Fran Scott is a science presenter best known for her work on CBBC's Absolute Genius with Dick and Dom. Scott, who has a MSc in Neuroscience, is the Clothworkers' Science Content Producer at the Royal Institution.

==Radio and television==
Scott is a science presenter on Children's BBC, where she has presented How to Be Epic at Everything and the BAFTA-nominated Absolute Genius with Dick and Dom. She has also presented and appeared as a judge on Newsround, as well as being a guest on Hacker Time.

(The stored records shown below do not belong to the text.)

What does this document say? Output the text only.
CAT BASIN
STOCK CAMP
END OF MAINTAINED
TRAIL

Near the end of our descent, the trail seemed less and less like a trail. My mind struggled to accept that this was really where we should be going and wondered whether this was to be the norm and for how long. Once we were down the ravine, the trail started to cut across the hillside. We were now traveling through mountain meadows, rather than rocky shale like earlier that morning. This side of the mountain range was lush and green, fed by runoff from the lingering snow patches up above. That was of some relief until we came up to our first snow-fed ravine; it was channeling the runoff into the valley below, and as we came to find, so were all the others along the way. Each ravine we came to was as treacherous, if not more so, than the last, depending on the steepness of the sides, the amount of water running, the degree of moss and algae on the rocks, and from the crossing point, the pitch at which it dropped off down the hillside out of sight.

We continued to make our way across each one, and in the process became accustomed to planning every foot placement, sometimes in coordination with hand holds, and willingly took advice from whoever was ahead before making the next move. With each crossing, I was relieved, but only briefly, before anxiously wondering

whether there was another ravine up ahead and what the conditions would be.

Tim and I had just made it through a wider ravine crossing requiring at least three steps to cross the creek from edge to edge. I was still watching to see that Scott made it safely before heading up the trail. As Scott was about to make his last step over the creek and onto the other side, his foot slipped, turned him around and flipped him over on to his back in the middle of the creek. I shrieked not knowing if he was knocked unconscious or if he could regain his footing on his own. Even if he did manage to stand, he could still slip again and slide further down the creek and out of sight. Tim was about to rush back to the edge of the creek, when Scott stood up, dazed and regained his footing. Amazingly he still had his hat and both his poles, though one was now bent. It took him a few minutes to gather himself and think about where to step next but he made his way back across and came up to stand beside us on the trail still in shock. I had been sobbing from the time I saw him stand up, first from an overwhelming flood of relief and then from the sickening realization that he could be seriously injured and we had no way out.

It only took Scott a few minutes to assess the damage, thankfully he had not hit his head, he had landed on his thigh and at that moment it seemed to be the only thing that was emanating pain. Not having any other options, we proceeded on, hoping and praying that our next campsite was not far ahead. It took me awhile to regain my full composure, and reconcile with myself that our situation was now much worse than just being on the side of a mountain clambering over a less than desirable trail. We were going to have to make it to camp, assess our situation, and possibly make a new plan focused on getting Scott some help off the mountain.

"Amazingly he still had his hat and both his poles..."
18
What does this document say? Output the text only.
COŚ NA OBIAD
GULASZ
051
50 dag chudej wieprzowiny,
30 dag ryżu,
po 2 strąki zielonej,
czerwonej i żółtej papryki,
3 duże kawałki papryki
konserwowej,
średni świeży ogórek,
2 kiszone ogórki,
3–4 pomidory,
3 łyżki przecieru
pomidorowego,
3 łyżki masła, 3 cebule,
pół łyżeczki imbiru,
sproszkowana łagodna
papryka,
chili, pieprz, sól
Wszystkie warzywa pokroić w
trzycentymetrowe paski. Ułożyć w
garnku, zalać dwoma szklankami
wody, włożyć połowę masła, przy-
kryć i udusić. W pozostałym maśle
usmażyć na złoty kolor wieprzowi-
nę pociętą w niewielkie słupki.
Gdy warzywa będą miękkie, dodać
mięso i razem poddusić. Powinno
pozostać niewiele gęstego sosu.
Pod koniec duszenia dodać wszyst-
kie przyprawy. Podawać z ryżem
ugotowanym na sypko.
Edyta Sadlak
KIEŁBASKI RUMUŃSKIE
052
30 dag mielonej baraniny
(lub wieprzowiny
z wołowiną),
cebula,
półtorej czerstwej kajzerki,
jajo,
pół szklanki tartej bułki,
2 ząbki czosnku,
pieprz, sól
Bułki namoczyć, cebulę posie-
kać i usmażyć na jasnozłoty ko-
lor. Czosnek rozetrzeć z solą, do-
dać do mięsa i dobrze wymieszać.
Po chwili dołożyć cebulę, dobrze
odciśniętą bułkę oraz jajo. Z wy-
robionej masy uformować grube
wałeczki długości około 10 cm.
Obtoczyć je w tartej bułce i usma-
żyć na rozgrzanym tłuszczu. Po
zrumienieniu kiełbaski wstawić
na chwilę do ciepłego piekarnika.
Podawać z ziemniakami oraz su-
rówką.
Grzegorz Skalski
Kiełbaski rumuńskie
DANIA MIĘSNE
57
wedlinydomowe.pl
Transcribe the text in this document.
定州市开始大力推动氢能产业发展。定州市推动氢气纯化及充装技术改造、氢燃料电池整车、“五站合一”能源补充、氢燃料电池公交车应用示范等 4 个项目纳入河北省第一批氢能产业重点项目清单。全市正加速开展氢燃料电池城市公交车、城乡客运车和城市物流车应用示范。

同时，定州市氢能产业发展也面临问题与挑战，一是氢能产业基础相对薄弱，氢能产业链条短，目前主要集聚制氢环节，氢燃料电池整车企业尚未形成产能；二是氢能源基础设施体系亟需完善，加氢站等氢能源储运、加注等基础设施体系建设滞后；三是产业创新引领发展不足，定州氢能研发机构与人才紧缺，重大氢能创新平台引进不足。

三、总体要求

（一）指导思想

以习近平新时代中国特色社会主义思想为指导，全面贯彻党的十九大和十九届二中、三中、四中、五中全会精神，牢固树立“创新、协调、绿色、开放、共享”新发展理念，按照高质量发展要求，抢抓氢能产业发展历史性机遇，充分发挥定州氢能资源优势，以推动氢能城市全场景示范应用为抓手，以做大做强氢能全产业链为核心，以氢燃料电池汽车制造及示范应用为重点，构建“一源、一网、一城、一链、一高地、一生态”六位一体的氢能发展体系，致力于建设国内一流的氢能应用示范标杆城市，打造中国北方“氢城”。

Scott has presented two BAFTA-nominated programmes for BBC2, The Imagineers and You Too Can Be An Absolute Genius. She co-presented Factomania for BBC Knowledge and has featured as science presenter on Channel 4's Sunday Brunch. Scott has presented How Dangerous Is Your...? for BBC Radio 4 Extra. In 2018, she became a judge on Channel 4's Lego Masters.

In 2019, Scott appeared on the series Massive Engineering Mistakes for the Discovery Channel. She also frequently appears as a guest on Abandoned Engineering on Discovery.

==Stage==
Scott has presented science stage productions for several years, sharing a stage with Professor Robert Winston, Richard Hammond and Professor Brian Cox, among others. Her stage production company, Great Scott! Productions, has been commissioned for work by Google for Education, CBBC and Siemens.